I think this is a compile thing instead of runtime thing no?
No, this is exclusively a run-time thing. Instead of doing anything in the drawing functions themselves, the draw functions just look for an appropriate batch job to include their operations in. Sprite functions look for a triangle batch job with the same texture, then for a sub-job with color information if needed. Filled shape operations look for a batch job of the same color or of arbitrary color. Curve, line, and outline operations look for a line batch job of the same color/arbitrary color.
I didn't mean on using some magical heuristic in real-time though. I just though that we pack all sprites (as much as possible) in an nxn texture at runtime (or when sprite_add() is called) without taking into account usage. Usually the texture size can be quite massive, some even suggest 16kx16k for a modern PC (which GL3 is meant for). And in that size we could pack sprites for most 2d games (that texture can fit 65k 64x64 sprites, or 16k 128x128 sprites.. I think you get the point). At run-time it would also be possible to pack into GL_MAX_TEXTURE_SIZE and so work no matter what. The larger the maximum texture size the better it would go. Giving users the ability to set this would also be good of course.
Yes, this would be a great thing, except we need to keep input from the user in mind at all times. For larger games with shitloads of sprites, the user might want to swap them in and out of memory frequently enough to where reconstructing these huge atlases could be a problem. We need some useful heuristic; not a magical one, but one based on the user's intended use. I suggested earlier using the resource tree as a method to group sprites for mass load/unload. We might instead want to just consider a new resource type for general logical grouping. One of these grouping types could be for use in generating atlases. Another could be for use in mass load/unload. A third could just be for generic categorization, so it's easy to check if a resource is in a certain category. Other heuristic data comes from profile mode,which converts the ((spr_0, spr_1), 25000) and ((spr_1, spr_0), 24999) tuples into a more useful {50,000 => (spr_0, spr_1)} in a map or priority queue. So when generating these atlases on, say, embedded systems, where MAX_TEXTURE_SIZE is to the order of 32x32 (or, more practically, 512x512), precedence will be given to grouping spr_0 with spr_1, as otherwise, we will be saddled with 50,000 texture misses. If other pairs have higher weights, they will, of course, be given precedence; I use that 50,000 as a good example of an extreme case. I think typical values will be closer to the 5s and 10s range to 50s-100s, in a typical game.

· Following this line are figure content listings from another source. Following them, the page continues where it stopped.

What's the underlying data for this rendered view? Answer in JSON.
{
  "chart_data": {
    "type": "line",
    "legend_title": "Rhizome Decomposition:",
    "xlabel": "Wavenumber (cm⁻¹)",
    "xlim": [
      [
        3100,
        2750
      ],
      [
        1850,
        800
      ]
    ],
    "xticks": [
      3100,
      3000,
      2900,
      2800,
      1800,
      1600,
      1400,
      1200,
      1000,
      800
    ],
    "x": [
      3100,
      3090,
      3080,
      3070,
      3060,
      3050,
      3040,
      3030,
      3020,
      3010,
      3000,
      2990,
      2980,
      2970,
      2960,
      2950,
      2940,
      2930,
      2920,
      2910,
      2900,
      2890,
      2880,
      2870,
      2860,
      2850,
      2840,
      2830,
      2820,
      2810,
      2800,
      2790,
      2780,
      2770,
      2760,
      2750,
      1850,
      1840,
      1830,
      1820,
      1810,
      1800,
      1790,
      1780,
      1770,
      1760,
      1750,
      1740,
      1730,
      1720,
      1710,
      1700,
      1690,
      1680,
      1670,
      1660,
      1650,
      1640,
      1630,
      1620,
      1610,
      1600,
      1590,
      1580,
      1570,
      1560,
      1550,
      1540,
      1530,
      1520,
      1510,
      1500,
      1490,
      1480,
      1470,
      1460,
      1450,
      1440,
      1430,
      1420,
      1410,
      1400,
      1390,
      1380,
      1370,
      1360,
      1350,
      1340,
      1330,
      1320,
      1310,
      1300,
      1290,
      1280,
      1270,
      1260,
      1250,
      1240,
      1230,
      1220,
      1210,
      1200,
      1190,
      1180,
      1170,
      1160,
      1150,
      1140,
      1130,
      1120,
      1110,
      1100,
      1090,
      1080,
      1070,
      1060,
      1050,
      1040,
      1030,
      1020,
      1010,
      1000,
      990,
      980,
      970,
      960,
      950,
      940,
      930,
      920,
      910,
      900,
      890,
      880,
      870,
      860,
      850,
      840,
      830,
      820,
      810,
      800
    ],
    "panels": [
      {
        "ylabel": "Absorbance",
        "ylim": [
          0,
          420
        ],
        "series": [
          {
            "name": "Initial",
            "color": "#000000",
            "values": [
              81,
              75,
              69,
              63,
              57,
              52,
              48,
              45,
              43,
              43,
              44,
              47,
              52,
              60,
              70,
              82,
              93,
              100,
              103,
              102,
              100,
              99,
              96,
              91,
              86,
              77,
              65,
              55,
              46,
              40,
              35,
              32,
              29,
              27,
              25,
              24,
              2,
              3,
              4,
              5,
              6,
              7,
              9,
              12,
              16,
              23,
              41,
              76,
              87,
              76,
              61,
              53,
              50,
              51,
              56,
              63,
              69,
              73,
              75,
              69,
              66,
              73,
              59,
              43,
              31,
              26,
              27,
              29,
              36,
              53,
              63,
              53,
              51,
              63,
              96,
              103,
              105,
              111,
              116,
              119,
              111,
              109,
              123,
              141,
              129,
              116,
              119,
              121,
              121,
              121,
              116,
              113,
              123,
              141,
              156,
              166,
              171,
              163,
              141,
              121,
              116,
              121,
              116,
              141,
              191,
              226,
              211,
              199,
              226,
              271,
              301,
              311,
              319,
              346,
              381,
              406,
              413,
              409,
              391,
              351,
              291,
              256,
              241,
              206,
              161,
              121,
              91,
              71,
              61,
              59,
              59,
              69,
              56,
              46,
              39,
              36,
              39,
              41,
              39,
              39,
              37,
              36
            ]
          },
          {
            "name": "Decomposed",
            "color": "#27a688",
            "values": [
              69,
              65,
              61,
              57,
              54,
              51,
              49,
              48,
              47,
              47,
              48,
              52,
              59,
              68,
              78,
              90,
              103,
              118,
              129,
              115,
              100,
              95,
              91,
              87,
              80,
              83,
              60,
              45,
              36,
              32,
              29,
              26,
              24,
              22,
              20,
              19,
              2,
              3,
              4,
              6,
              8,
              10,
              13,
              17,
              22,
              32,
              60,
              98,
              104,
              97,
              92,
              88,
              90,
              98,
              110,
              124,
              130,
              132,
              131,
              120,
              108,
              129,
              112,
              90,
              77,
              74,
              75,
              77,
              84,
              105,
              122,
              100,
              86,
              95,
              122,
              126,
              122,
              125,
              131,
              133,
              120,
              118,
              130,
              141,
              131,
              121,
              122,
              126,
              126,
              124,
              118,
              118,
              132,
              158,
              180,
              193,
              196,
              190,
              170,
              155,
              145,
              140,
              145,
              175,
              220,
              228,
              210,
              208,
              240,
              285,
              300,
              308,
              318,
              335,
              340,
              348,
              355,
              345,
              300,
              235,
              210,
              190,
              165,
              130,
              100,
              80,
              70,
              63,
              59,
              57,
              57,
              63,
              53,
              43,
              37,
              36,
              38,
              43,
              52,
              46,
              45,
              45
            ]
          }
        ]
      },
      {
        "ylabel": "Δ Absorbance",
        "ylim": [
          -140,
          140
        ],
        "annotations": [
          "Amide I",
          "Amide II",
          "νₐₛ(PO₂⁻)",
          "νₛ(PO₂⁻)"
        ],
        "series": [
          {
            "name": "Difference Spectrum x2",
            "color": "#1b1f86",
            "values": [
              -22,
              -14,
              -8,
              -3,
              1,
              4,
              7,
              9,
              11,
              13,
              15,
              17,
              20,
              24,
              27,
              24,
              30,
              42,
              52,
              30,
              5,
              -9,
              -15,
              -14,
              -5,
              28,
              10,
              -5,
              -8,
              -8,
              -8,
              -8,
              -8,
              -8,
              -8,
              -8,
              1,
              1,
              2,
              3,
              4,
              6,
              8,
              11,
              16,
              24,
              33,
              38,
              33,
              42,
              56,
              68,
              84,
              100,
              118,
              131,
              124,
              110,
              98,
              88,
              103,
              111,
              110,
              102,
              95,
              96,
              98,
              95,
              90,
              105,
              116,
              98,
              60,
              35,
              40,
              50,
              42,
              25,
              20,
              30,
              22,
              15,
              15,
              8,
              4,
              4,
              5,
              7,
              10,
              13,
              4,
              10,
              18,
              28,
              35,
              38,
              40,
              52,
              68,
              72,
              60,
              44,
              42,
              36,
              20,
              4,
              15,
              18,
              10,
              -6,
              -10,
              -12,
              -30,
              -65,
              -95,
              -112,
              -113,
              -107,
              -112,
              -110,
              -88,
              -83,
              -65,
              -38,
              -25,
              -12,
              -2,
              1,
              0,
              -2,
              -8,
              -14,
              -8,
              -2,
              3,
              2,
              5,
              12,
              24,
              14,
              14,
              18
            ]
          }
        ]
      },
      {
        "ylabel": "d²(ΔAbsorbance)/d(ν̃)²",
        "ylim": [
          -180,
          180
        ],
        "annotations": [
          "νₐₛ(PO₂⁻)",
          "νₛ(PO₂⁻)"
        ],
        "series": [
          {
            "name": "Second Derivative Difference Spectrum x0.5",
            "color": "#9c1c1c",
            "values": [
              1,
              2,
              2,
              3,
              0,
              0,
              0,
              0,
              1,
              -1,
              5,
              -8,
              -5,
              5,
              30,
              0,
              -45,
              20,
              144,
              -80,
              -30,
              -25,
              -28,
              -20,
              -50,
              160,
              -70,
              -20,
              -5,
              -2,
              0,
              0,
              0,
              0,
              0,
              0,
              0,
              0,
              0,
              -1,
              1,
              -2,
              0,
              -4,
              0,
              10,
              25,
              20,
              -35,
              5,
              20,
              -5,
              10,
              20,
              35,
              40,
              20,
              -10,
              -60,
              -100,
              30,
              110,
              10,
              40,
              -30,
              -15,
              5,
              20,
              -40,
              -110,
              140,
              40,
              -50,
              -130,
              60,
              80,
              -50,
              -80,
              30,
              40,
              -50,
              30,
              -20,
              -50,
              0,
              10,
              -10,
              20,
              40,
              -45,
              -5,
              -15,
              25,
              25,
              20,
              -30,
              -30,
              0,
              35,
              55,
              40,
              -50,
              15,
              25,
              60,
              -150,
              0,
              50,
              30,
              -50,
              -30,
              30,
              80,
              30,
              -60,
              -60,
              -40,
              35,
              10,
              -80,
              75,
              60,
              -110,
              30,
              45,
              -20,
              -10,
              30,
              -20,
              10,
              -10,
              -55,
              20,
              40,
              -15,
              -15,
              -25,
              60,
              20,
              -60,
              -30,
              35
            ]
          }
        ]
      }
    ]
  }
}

Well we will have to do this anyway. If the person doesn't have enough VRAM (or we just choose a conservative size when packing at compile time), then we must use multiple atlases. And I was thinking not about a way to check if a sprite is in an atlas, but that sprite returns in which atlas it is in. So basically nothing in the drawing functions would really have to change (only a little bit of texture coords). The texture_use() would automatically work.
Not what I'm saying. I mean (spr_0, subimage 0) isn't in one atlas. It's in two or three, because otherwise, we'll have misses out the wazoo for this one sprite, because we don't have room for all the sprites in our profiler tuples.
Robert's code will not break batching, especially if we applied the matrices software-side for sprites (which is what we do now). This isn't necessary, though. The only way those matrix operations can hurt us is if they're being applied randomly in every single draw event. Otherwise, the batching mechanism can treat them as a separate barrier to move between. When a matrix has the same result as a previous matrix, it becomes the new head position moved to by batch_chunk_start(). That is, after a call to a matrix operation, the batch_chunk_start() method can only move the head back as far as the first matrix node matching the current matrix configuration.
Since it's a run-time mechanism, there is no guess and check here. It will simply work.
That still means that there would be a lot of batch creation/destruction going on. ... I am still not convinced it would give a massive speed boost and it would also foobar the rendering order
Think of it this way. Batch or no batch, this information needs to make it to the card. Moving vertices to the card is expensive, too; a batch operation allows us to amortize this cost over a much larger fraction of the drawing work. So as long as the savings from that is greater than the cost of maintaining the batch, we're fine.
Still, we should be sure it's relatively easy to enable and disable the batch algorithm. A simple way to do that while minimizing the number of data transfers is to just nullify the behavior of batch_chunk_start(). If it no longer moves the head backward, batching will only be done where possible without re-ordering anything. A new batch job will be created for every draw call, and the behavior will be identical to what we have now.
As for implementing texture atlases... You can do that at load time relatively easily. Use the existing rectangle packer used for font glyphs. But you might want to figure out what's causing the font off-by-one error in the engine, first, as it will probably affect you. You'll have to change the load API a bit. Right now, each sprite load is done through graphics_create_texture. You'll need to replace it with some kind of graphics_place_texture() function which returns not just the texture ID, but the top-left and bottom-right float coordinates, as well. You'll also need some kind of finalize method so you can convert from your rect packer + empty texture + pxdata state to just a texture in memory. Best I can say is, good luck.